Although Katrina worked in homecare, many of the safety issues HD presented were new to her. She waded through them, using trial and error to provide what Allyson needed. Even still, it was hard to avoid injuries, and Allyson refused to see a doctor. Katrina recalled that her mother once fell and hit the table, which was well padded, but it still cut her ear lobe badly. She wouldn’t go to a doctor and wouldn’t let Katrina call 911. Even if Katrina did, Allyson could refuse care.

“I was literally left with super gluing her ear back together,” Katrina said.

Katrina tried, several times, to call Adult Protective Services on herself, just to get some support and relief, but it never worked. “It was just me and my husband. I never had resources.”

Allyson got weaker and weaker. The happiest times for her was when her social security check would arrive and Katrina would take her to spend it. Allyson would get snacks and Jack in the Box and eat and eat and eat. But after an altercation while out, the police called in the mental health care team and took her to the hospital. Finally, Katrina had help. It wasn’t ideal, but it was help.

While staying in a nursing home three hours away, peppered with visits from Katrina and her family, Allyson dwindled away to just 80 lbs. Katrina, who was now running a hospice care home, knew her mother needed hospice. The hospice house allowed Katrina to sleep there and care for her mother. Allyson died, just 11 days later, with her daughter, two sons, son-in-law and grandchildren by her side.

“She struggled, the entire disease, she struggled,” Katrina said.

After Allyson died, Katrina’s older brother Kevin decided he needed to get tested. Katrina had been juggling so much with her mother’s care, her young family, and her career, she hadn’t seen her brother was already struggling. He was having a hard time keeping a job, his relationships kept blowing up, and he was easily frustrated over the simplest things.

When her brother’s test came back positive, Katrina bawled, but she was grateful that Kevin hadn’t seen the day-to-day struggle their mother had. And his course will be better. Because of Katrina.

Katrina knows home care, hospice, and through caring for her mother, she knows HD very well.

“I do believe some things happen for a reason. I feel like I was set up to be doing what I’m doing now,” Katrina said. “All of these steps led me to be able to take care of my family.”
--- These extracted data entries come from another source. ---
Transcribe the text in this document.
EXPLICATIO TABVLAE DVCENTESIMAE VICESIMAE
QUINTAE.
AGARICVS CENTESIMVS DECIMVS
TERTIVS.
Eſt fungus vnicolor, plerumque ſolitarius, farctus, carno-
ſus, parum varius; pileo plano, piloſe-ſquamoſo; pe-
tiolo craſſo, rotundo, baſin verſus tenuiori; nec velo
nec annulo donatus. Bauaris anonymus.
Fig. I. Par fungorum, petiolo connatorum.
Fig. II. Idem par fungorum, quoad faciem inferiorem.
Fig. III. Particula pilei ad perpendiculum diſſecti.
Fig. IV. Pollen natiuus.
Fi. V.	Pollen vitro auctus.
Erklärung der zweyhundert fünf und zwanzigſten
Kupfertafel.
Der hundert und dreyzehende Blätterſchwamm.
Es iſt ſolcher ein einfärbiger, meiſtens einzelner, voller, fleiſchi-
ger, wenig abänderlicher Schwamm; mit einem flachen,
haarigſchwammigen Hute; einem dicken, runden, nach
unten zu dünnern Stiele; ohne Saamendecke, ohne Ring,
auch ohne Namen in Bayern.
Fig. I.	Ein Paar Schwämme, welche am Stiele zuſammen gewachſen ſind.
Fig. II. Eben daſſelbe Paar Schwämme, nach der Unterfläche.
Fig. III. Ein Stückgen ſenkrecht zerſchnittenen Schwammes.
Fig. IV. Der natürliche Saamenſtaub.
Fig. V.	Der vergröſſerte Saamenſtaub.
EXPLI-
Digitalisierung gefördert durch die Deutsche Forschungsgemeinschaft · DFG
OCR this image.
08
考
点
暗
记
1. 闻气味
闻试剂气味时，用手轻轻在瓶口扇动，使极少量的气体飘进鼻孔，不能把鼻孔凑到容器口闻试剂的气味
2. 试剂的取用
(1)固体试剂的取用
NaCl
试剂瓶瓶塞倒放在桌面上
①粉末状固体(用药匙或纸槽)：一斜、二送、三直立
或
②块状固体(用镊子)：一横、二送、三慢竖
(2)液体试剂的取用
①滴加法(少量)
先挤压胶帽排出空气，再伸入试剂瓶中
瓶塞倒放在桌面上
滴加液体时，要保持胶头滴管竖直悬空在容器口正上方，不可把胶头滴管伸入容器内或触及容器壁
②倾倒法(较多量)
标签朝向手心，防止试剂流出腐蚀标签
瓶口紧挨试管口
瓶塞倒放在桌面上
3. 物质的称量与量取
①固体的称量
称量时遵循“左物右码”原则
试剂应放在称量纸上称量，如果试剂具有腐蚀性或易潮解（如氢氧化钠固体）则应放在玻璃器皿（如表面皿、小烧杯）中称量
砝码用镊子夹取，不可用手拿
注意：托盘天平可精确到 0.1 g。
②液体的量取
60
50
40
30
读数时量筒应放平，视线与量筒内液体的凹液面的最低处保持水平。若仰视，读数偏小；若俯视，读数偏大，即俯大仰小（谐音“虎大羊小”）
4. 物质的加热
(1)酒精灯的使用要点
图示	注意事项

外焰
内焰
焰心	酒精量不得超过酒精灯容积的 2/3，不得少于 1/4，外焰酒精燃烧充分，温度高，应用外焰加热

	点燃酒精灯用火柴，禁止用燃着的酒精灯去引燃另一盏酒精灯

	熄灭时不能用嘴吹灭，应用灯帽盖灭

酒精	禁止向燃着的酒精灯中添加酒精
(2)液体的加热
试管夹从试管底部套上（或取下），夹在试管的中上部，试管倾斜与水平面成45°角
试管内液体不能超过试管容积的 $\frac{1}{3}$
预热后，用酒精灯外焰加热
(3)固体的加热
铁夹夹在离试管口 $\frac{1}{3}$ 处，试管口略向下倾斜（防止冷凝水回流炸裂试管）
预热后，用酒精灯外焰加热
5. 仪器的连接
And she’s not stopping there. While Allyson was still alive, one of the few places she was able to find support was with Help 4 HD. Since her mother’s death, Katrina has gotten progressively more involved in the organization and is currently the Vice President.

In addition, Katrina and her brother have both participated in research as a way to give back to the HD community.

“It definitely makes us feel like we’re contributing in a way we can at this point,” Katrina said. “We leave feeling like we’ve contributed to helping generations after this.”